Hyderabad: About 20-30 percent of COVID-19 patients in the intensive care unit have some form of brain involvement, say leading neurologists.
Apart from four broad categories of brain involvement in Covid, the secondary infections coming with Covid are also causing direct brain involvement.
Continental Hospitals’ senior consultant neurologist M. K. Singh told IANS that they are also seeing cases of neuropathies.
“Apart from four broad groups of brain involvement, we also get neuropathies something like Guillain-Barre Syndrome when a person becomes paralysed. This is also being increasingly seen in patients with Covid,” he said.
According to him, brain manifestations of COVID-19 can be broadly categorised into four groups. There is vascular category where there is clotting in arterial system or the venous system thereby leading to infarct in the brain or venous haemorrhage in the brain.
The second category is direct infection of COVID-19 virus to brain which usually manifest in “brain fog” or encephalopathy in which patient becomes too sleepy and is not arousable. “This persists even after Covid is gone and persist from few weeks to sometime months,” he said.
The third aspect of brain involvement in Covid is because of hyper-inflammatory response. “In these cases, we get lot of acute demyelinating encephalomyelitis. The brain white matter and gray matter swells and it causes very severe damage to the brain. It can affect one part of the brain or can affect all over the brain,” said Dr Singh.
Secondary infections which are coming with Covid are also causing direct brain involvement. The mucus spreads from nose to the brain or from the ear to the brain and sometimes through the blood vessels, to reach the brain and cause a lot of brain damage.
Other secondary infections of brain are also increasingly in view of Covid caused immuno suppression as well as medication induced immuno suppression.
Aware Gleneagles Global Hospital’s consultant neurologist, Dr Praveen Changala, believes that neurologic manifestations occur in approximately half of hospitalised Covid patients.
Myalgias, headache, and encephalopathy may be most common while other neurologic symptoms such as dizziness, dysgeusia (altered taste), or anosmia (loss of smell) may be less common. Stroke, movement disorders, motor and sensory deficits, ataxia, and seizures can also occur.

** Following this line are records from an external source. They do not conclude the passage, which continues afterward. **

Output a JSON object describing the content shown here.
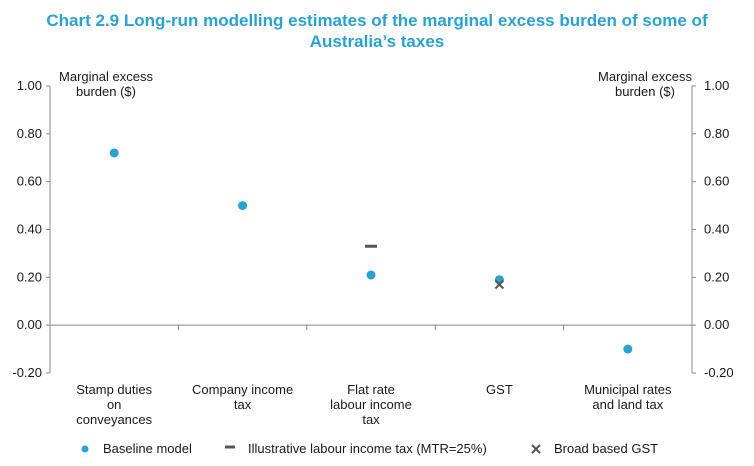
{
  "chart_data": {
    "type": "scatter",
    "title_line1": "Chart 2.9 Long-run modelling estimates of the marginal excess burden of some of",
    "title_line2": "Australia’s taxes",
    "ylabel_left": [
      "Marginal excess",
      "burden ($)"
    ],
    "ylabel_right": [
      "Marginal excess",
      "burden ($)"
    ],
    "ylim": [
      -0.2,
      1.0
    ],
    "yticks": [
      "1.00",
      "0.80",
      "0.60",
      "0.40",
      "0.20",
      "0.00",
      "-0.20"
    ],
    "categories": [
      [
        "Stamp duties",
        "on",
        "conveyances"
      ],
      [
        "Company income",
        "tax"
      ],
      [
        "Flat rate",
        "labour income",
        "tax"
      ],
      [
        "GST"
      ],
      [
        "Municipal rates",
        "and land tax"
      ]
    ],
    "series": [
      {
        "name": "Baseline model",
        "marker": "circle",
        "color": "#2aa1d1",
        "values": [
          0.72,
          0.5,
          0.21,
          0.19,
          -0.1
        ]
      },
      {
        "name": "Illustrative labour income tax (MTR=25%)",
        "marker": "dash",
        "color": "#555555",
        "values": [
          null,
          null,
          0.33,
          null,
          null
        ]
      },
      {
        "name": "Broad based GST",
        "marker": "cross",
        "color": "#555555",
        "values": [
          null,
          null,
          null,
          0.17,
          null
        ]
      }
    ],
    "grid": false,
    "legend_position": "bottom"
  }
}
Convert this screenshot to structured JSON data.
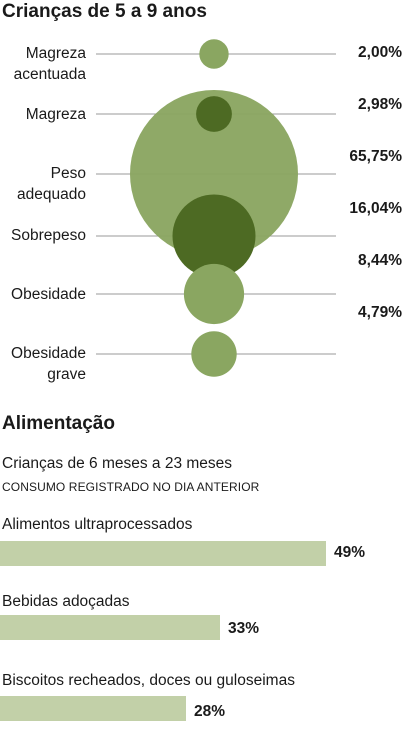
{
  "title": "Crianças de 5 a 9 anos",
  "chart_data": [
    {
      "type": "bubble",
      "title": "Crianças de 5 a 9 anos",
      "categories": [
        "Magreza acentuada",
        "Magreza",
        "Peso adequado",
        "Sobrepeso",
        "Obesidade",
        "Obesidade grave"
      ],
      "values": [
        2.0,
        2.98,
        65.75,
        16.04,
        8.44,
        4.79
      ],
      "value_labels": [
        "2,00%",
        "2,98%",
        "65,75%",
        "16,04%",
        "8,44%",
        "4,79%"
      ],
      "colors": {
        "light": "#8aa661",
        "dark": "#4d6a23",
        "line": "#9a9a9a"
      }
    },
    {
      "type": "bar",
      "title": "Alimentação",
      "subtitle": "Crianças de 6 meses a 23 meses",
      "note": "CONSUMO REGISTRADO NO DIA ANTERIOR",
      "categories": [
        "Alimentos ultraprocessados",
        "Bebidas adoçadas",
        "Biscoitos recheados, doces ou guloseimas"
      ],
      "values": [
        49,
        33,
        28
      ],
      "value_labels": [
        "49%",
        "33%",
        "28%"
      ],
      "color": "#c2d0a8"
    }
  ],
  "labels": {
    "cat_0_line1": "Magreza",
    "cat_0_line2": "acentuada",
    "cat_1": "Magreza",
    "cat_2_line1": "Peso",
    "cat_2_line2": "adequado",
    "cat_3": "Sobrepeso",
    "cat_4": "Obesidade",
    "cat_5_line1": "Obesidade",
    "cat_5_line2": "grave"
  }
}
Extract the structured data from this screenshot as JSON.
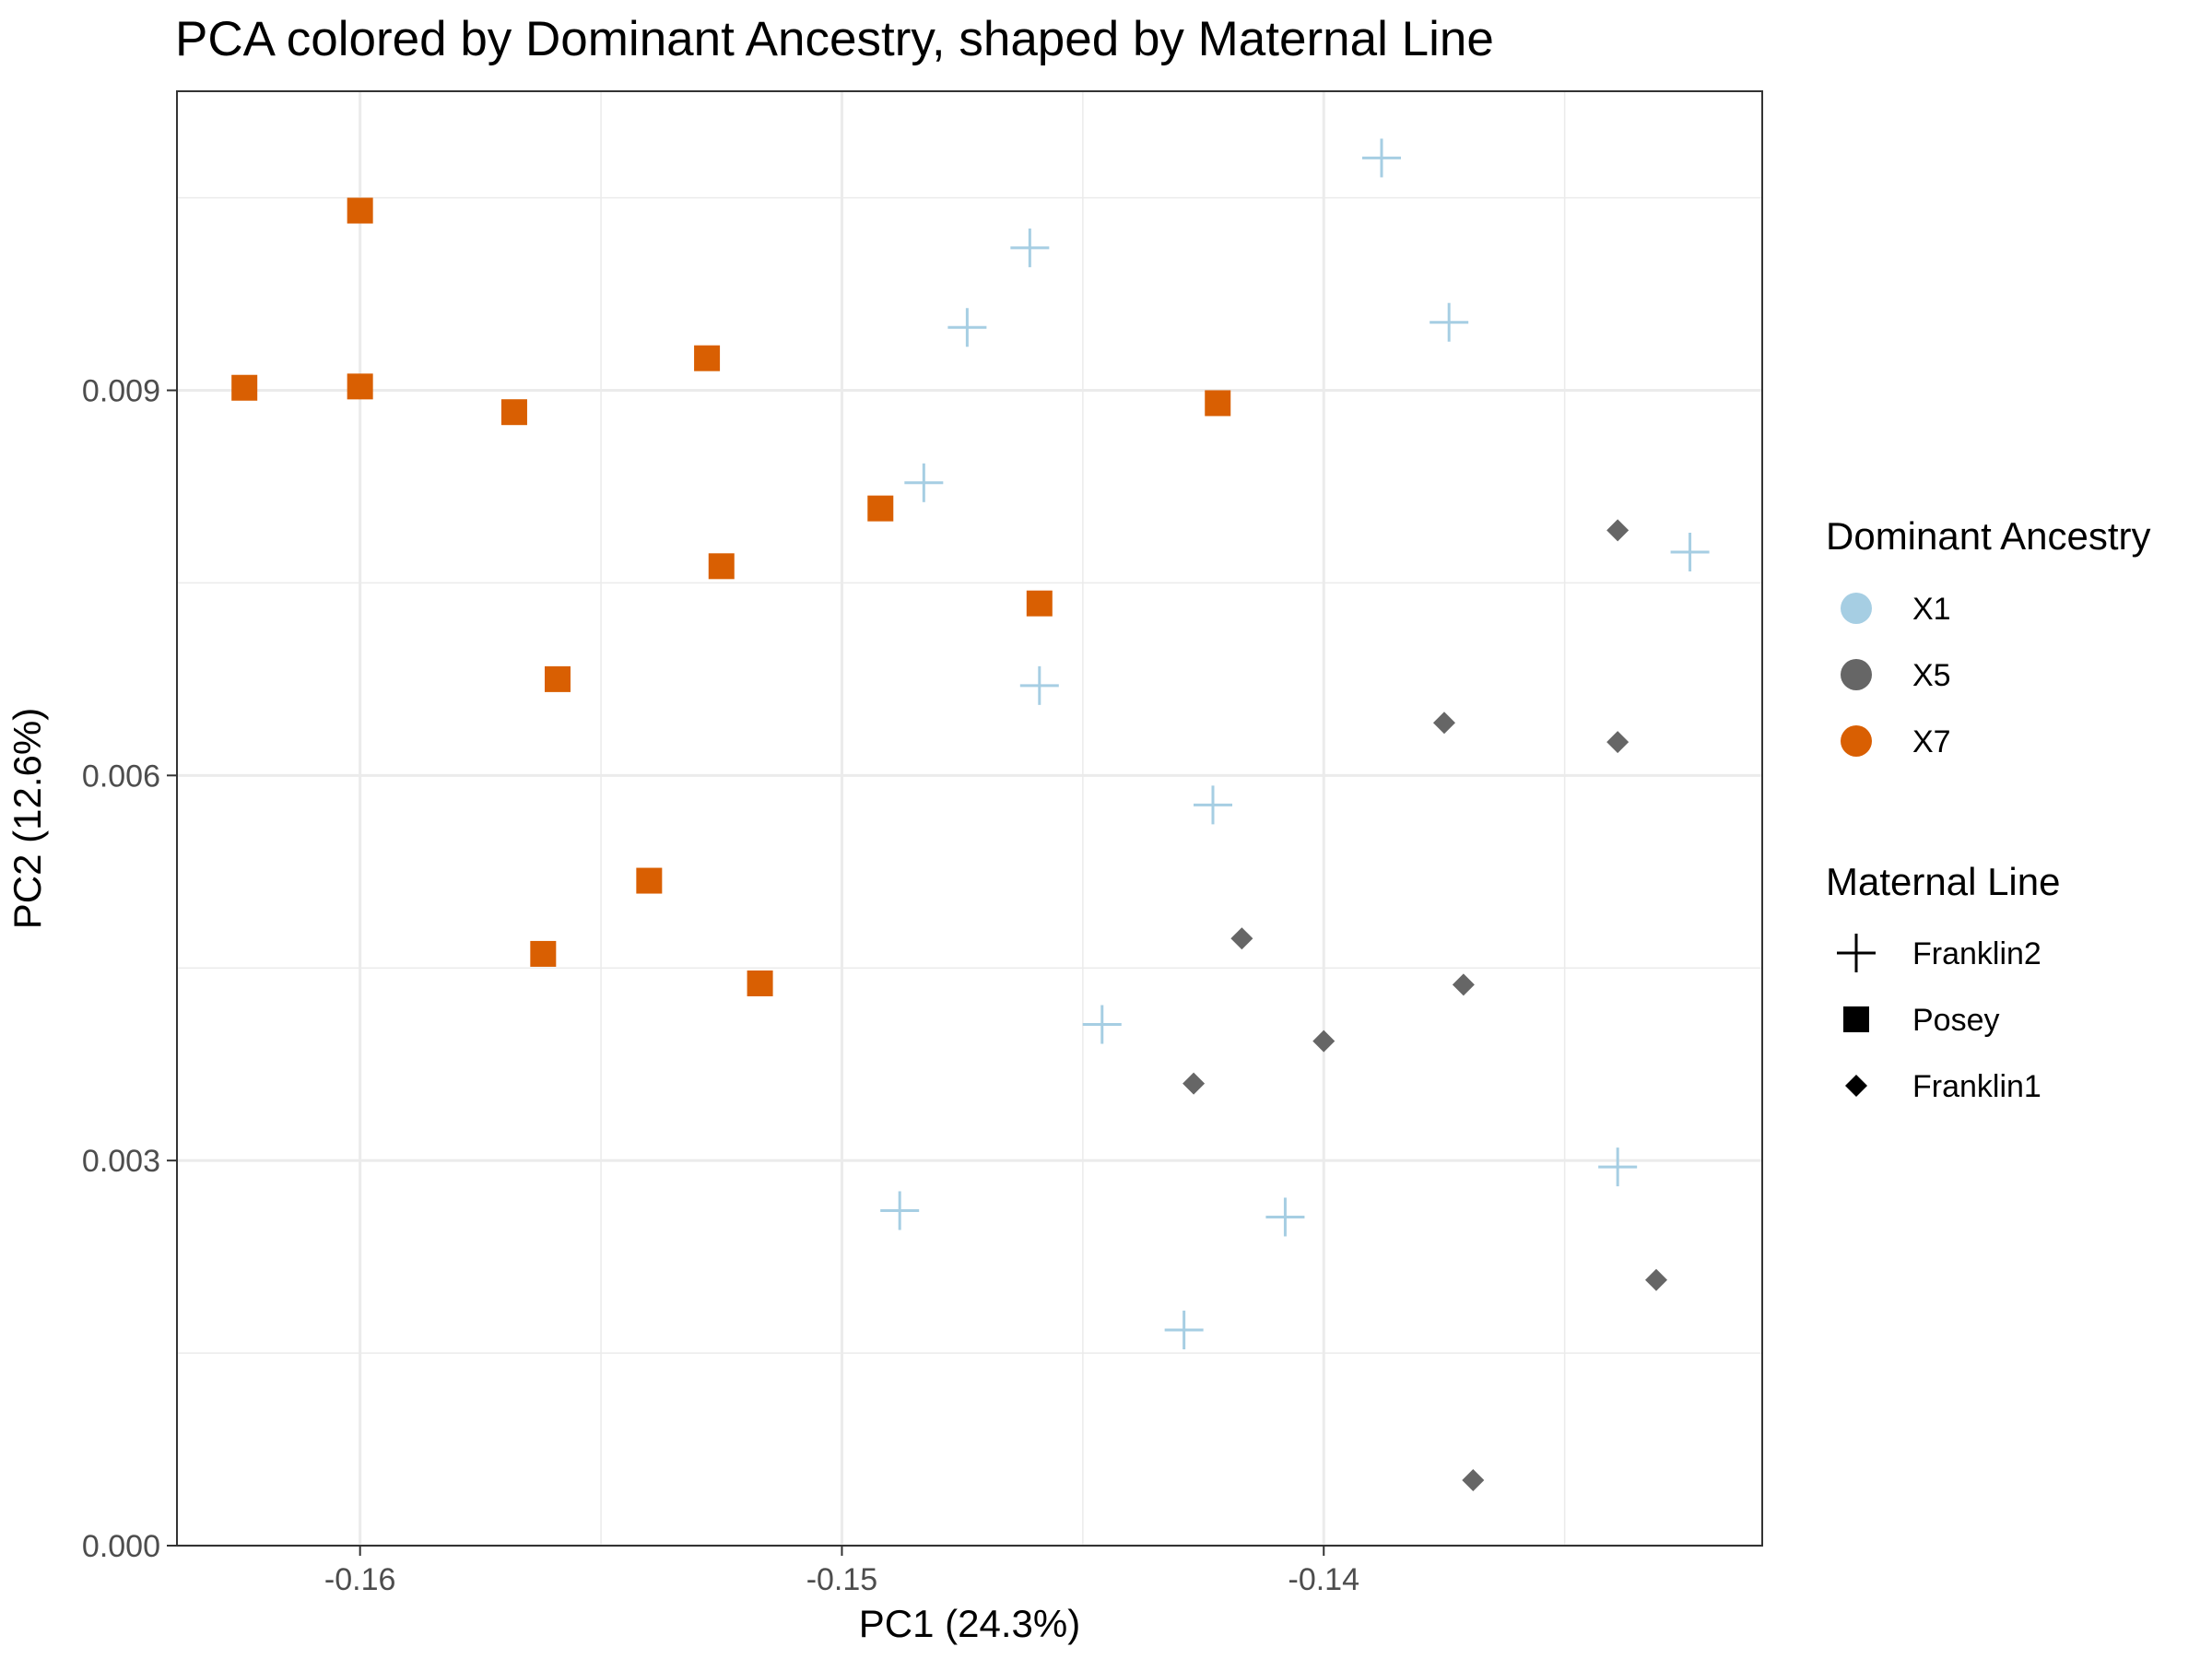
{
  "chart_data": {
    "type": "scatter",
    "title": "PCA colored by Dominant Ancestry, shaped by Maternal Line",
    "xlabel": "PC1 (24.3%)",
    "ylabel": "PC2 (12.6%)",
    "xlim": [
      -0.1638,
      -0.1309
    ],
    "ylim": [
      0.0,
      0.01133
    ],
    "xticks": [
      -0.16,
      -0.15,
      -0.14
    ],
    "xtick_labels": [
      "-0.16",
      "-0.15",
      "-0.14"
    ],
    "xminor": [
      -0.155,
      -0.145,
      -0.135
    ],
    "yticks": [
      0.0,
      0.003,
      0.006,
      0.009
    ],
    "ytick_labels": [
      "0.000",
      "0.003",
      "0.006",
      "0.009"
    ],
    "yminor": [
      0.0015,
      0.0045,
      0.0075,
      0.0105
    ],
    "grid": true,
    "legend_placement": "right",
    "color_legend": {
      "title": "Dominant Ancestry",
      "entries": [
        {
          "label": "X1",
          "color": "#a6cee3"
        },
        {
          "label": "X5",
          "color": "#666666"
        },
        {
          "label": "X7",
          "color": "#d95f02"
        }
      ]
    },
    "shape_legend": {
      "title": "Maternal Line",
      "entries": [
        {
          "label": "Franklin2",
          "shape": "plus"
        },
        {
          "label": "Posey",
          "shape": "square"
        },
        {
          "label": "Franklin1",
          "shape": "diamond"
        }
      ]
    },
    "points": [
      {
        "x": -0.1624,
        "y": 0.00902,
        "ancestry": "X7",
        "line": "Posey"
      },
      {
        "x": -0.16,
        "y": 0.0104,
        "ancestry": "X7",
        "line": "Posey"
      },
      {
        "x": -0.16,
        "y": 0.00903,
        "ancestry": "X7",
        "line": "Posey"
      },
      {
        "x": -0.1568,
        "y": 0.00883,
        "ancestry": "X7",
        "line": "Posey"
      },
      {
        "x": -0.1528,
        "y": 0.00925,
        "ancestry": "X7",
        "line": "Posey"
      },
      {
        "x": -0.1492,
        "y": 0.00808,
        "ancestry": "X7",
        "line": "Posey"
      },
      {
        "x": -0.1525,
        "y": 0.00763,
        "ancestry": "X7",
        "line": "Posey"
      },
      {
        "x": -0.1459,
        "y": 0.00734,
        "ancestry": "X7",
        "line": "Posey"
      },
      {
        "x": -0.1559,
        "y": 0.00675,
        "ancestry": "X7",
        "line": "Posey"
      },
      {
        "x": -0.1422,
        "y": 0.0089,
        "ancestry": "X7",
        "line": "Posey"
      },
      {
        "x": -0.154,
        "y": 0.00518,
        "ancestry": "X7",
        "line": "Posey"
      },
      {
        "x": -0.1562,
        "y": 0.00461,
        "ancestry": "X7",
        "line": "Posey"
      },
      {
        "x": -0.1517,
        "y": 0.00438,
        "ancestry": "X7",
        "line": "Posey"
      },
      {
        "x": -0.1388,
        "y": 0.01081,
        "ancestry": "X1",
        "line": "Franklin2"
      },
      {
        "x": -0.1461,
        "y": 0.01011,
        "ancestry": "X1",
        "line": "Franklin2"
      },
      {
        "x": -0.1474,
        "y": 0.00949,
        "ancestry": "X1",
        "line": "Franklin2"
      },
      {
        "x": -0.1374,
        "y": 0.00953,
        "ancestry": "X1",
        "line": "Franklin2"
      },
      {
        "x": -0.1483,
        "y": 0.00828,
        "ancestry": "X1",
        "line": "Franklin2"
      },
      {
        "x": -0.1459,
        "y": 0.0067,
        "ancestry": "X1",
        "line": "Franklin2"
      },
      {
        "x": -0.1423,
        "y": 0.00577,
        "ancestry": "X1",
        "line": "Franklin2"
      },
      {
        "x": -0.1446,
        "y": 0.00406,
        "ancestry": "X1",
        "line": "Franklin2"
      },
      {
        "x": -0.1488,
        "y": 0.00261,
        "ancestry": "X1",
        "line": "Franklin2"
      },
      {
        "x": -0.1408,
        "y": 0.00256,
        "ancestry": "X1",
        "line": "Franklin2"
      },
      {
        "x": -0.1429,
        "y": 0.00168,
        "ancestry": "X1",
        "line": "Franklin2"
      },
      {
        "x": -0.1339,
        "y": 0.00295,
        "ancestry": "X1",
        "line": "Franklin2"
      },
      {
        "x": -0.1324,
        "y": 0.00774,
        "ancestry": "X1",
        "line": "Franklin2"
      },
      {
        "x": -0.1339,
        "y": 0.00791,
        "ancestry": "X5",
        "line": "Franklin1"
      },
      {
        "x": -0.1375,
        "y": 0.00641,
        "ancestry": "X5",
        "line": "Franklin1"
      },
      {
        "x": -0.1339,
        "y": 0.00626,
        "ancestry": "X5",
        "line": "Franklin1"
      },
      {
        "x": -0.1417,
        "y": 0.00473,
        "ancestry": "X5",
        "line": "Franklin1"
      },
      {
        "x": -0.1371,
        "y": 0.00437,
        "ancestry": "X5",
        "line": "Franklin1"
      },
      {
        "x": -0.14,
        "y": 0.00393,
        "ancestry": "X5",
        "line": "Franklin1"
      },
      {
        "x": -0.1427,
        "y": 0.0036,
        "ancestry": "X5",
        "line": "Franklin1"
      },
      {
        "x": -0.1331,
        "y": 0.00207,
        "ancestry": "X5",
        "line": "Franklin1"
      },
      {
        "x": -0.1369,
        "y": 0.00051,
        "ancestry": "X5",
        "line": "Franklin1"
      }
    ]
  }
}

Stroke has been associated with COVID-19 in approximately 1 to 3 percent of hospitalised patients, with higher rates in those with more severe Covid. “Several stroke subtypes may occur, including ischemic stroke, intracranial haemorrhage, and cerebral venous sinus thrombosis. The risk of stroke may vary according to the severity of Covid-19. In patients with mild illness, the risk is less than 1 percent, while for patients in intensive care, the risk may be as high as 6 percent,” said Changala.
Stroke associated with COVID-19 may be more severe than stroke without COVID-19. Most often, stroke occurs one to three weeks after onset of Covid-19 symptoms.
Both viral and apparent autoimmune meningoencephalitis can be seen in patients with COVID-19. Acute disseminated encephalomyelitis (ADEM) and acute haemorrhagic necrotising encephalopathy case reports have been seen.
The symptoms include altered consciousness, seizures, weakness of one side of body with difficult in speech or weakness of all four limbs depending upon the region of brain involved, abnormal movement of limbs, imbalance while walking, swallowing difficulties etc.,
According to SLG Hospitals consultant neurologist Dr Suma Kandukuri, severe COVID-19 has a variety of neurological manifestations including altered mental status and other acute cerebrovascular diseases. “Most common cause of altered mental status is due to deranged metabolic profile in severe COVID-19 infection. This non-specific confusional state has increasingly been described in hospitalized patients with Covid, usually seen in older patients,” she said.
These patients share common risk factors for hospital acquired delirium and there are likely unrecognised in the setting of critical illness.
“In rare cases, patients have been diagnosed having encephalitis, that is direct invasion of grey matter of the brain by the virus but extent and frequency of direct viral involvement of the nervous system will have wide-ranging implications on treatment approaches as well as prediction of long-lasting effects of illness. The proportion of patients with neurological manifestations is small compared with other respiratory diseases,” she added.